Regulating the thermal expansion of a [FePt(CN)4] layer by axial coordination and dimensional reduction

Abstract

Thermal expansion regulation by chemical decoration at a molecular level is of great technological value for materials science. Herein, we show that the spin crossover active compound Fe(pyz)Pt(CN)₄ (pyz = pyrazine) shows a rare 2D negative thermal expansion (NTE) in the ab-plane. By introducing axial coordination iodine ions or reducing the framework dimension from 3D to 2D, the NTE behavior can be effectively switched to positive thermal expansion (PTE) or even zero thermal expansion (ZTE).

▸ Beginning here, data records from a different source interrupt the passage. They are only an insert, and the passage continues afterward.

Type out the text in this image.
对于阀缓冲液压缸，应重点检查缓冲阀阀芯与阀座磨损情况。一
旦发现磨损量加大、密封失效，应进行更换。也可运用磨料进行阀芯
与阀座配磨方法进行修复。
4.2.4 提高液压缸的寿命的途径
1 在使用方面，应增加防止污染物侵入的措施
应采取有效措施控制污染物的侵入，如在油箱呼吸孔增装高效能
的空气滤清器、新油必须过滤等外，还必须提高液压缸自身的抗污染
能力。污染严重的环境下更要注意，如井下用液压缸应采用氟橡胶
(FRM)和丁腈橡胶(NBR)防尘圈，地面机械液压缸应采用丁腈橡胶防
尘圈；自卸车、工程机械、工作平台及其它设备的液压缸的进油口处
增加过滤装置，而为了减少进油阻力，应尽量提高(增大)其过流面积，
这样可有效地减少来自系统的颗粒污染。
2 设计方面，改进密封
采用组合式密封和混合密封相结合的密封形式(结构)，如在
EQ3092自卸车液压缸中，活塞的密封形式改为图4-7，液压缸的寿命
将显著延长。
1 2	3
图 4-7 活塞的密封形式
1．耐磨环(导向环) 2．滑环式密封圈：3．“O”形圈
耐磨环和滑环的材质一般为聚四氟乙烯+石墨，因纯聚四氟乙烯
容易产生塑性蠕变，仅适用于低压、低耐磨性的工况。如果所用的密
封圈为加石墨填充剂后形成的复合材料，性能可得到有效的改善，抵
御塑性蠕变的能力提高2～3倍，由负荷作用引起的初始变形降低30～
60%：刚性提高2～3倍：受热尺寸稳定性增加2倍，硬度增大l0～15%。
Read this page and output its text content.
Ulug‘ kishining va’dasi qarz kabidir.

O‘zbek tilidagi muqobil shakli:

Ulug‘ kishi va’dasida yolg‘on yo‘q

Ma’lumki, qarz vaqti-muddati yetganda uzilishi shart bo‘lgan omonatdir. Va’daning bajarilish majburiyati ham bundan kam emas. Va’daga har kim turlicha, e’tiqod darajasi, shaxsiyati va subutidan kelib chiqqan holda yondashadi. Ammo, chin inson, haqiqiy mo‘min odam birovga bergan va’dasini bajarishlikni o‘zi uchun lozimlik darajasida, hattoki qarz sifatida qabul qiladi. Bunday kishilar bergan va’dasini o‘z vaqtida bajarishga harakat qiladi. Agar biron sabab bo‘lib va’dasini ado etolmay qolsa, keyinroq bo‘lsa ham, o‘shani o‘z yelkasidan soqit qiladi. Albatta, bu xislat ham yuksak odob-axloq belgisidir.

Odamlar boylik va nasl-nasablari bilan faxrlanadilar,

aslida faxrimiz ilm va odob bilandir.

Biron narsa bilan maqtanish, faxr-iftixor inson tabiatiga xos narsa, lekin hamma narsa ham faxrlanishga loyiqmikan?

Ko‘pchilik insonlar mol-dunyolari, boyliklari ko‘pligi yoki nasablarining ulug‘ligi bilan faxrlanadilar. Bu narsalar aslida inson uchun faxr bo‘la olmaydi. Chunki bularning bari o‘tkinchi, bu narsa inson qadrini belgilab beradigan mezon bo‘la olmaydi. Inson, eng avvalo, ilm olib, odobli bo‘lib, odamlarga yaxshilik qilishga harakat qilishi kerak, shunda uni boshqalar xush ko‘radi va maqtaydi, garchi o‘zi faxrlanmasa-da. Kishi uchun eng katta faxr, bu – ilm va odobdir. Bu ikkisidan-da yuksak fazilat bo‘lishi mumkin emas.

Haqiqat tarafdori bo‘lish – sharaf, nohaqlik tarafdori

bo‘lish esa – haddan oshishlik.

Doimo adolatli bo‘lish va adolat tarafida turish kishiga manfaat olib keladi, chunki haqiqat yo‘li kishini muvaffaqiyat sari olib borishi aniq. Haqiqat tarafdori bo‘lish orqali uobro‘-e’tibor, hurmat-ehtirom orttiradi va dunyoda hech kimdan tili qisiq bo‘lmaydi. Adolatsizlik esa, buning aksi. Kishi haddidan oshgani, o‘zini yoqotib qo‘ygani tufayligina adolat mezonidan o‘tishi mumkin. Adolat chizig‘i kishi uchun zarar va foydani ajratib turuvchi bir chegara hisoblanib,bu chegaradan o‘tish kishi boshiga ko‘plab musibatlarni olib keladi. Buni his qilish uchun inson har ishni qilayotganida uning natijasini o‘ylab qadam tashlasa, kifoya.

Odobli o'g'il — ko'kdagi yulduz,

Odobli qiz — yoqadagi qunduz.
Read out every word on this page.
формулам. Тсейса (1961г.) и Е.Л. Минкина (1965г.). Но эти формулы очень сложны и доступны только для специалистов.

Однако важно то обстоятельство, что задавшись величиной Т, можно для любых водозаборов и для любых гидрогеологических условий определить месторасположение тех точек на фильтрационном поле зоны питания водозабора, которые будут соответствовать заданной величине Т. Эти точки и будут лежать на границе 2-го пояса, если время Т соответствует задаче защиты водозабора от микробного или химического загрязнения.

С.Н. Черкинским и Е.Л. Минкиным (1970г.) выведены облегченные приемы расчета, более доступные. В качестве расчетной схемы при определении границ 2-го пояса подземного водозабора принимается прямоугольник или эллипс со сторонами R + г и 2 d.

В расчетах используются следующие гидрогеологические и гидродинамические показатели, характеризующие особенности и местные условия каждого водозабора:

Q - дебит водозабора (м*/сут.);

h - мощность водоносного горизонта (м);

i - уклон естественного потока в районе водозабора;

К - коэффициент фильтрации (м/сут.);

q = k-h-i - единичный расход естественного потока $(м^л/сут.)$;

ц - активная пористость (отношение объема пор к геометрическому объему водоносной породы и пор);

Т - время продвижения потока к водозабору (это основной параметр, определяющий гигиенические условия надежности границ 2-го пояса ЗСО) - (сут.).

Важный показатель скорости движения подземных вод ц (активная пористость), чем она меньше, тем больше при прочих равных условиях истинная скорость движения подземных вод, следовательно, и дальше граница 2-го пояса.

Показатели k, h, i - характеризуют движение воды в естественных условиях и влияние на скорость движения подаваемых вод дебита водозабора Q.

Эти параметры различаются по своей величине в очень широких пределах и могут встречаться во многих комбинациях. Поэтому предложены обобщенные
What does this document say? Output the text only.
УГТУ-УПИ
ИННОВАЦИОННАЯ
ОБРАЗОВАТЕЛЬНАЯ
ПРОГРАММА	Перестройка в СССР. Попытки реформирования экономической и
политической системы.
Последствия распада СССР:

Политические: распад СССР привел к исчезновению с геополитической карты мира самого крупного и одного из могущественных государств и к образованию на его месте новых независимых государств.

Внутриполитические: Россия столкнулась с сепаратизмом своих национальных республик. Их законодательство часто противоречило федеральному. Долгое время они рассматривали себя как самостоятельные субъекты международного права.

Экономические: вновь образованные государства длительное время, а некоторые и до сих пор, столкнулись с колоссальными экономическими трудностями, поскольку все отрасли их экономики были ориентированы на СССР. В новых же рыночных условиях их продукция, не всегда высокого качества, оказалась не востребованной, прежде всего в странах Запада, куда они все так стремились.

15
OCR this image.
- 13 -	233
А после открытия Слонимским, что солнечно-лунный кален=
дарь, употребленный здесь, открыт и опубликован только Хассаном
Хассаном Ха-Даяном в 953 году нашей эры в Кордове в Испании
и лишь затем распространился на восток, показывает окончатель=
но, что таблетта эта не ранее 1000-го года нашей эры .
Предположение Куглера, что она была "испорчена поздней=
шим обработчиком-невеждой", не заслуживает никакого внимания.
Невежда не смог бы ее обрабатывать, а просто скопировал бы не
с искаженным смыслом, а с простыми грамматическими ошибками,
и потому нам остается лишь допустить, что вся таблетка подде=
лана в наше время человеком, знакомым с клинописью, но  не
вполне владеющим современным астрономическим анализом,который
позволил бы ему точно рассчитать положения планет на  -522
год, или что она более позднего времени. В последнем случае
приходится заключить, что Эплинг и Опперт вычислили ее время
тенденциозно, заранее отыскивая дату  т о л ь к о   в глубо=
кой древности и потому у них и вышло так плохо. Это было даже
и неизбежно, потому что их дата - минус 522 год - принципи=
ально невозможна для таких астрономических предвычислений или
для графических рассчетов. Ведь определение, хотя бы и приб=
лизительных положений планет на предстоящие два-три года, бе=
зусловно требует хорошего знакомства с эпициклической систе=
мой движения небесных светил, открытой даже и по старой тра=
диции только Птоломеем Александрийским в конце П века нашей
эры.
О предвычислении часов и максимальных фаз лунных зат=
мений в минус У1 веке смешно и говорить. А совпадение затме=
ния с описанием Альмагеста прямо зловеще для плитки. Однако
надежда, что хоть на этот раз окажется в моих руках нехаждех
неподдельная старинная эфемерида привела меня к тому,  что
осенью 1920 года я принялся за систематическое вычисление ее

Moreover, it is found that different spin states of Fe²⁺ also influence the magnitude of NTE. Compared with the low-spin (LS) sate, the high-spin (HS) state tends to enhance the magnitude of NTE. Combined in situ structural and Raman spectral analyses revealed that the NTE mainly originates from the transverse vibration of a bridging cyano group and the tailorable thermal expansion is closely related to the state of the Fe–CN–Pt linkage. The present study shows how the rational regulation of the building unit and framework dimensions can effectively control thermal expansion behaviors. This insight can serve as guidance for designing and synthesizing novel NTE materials.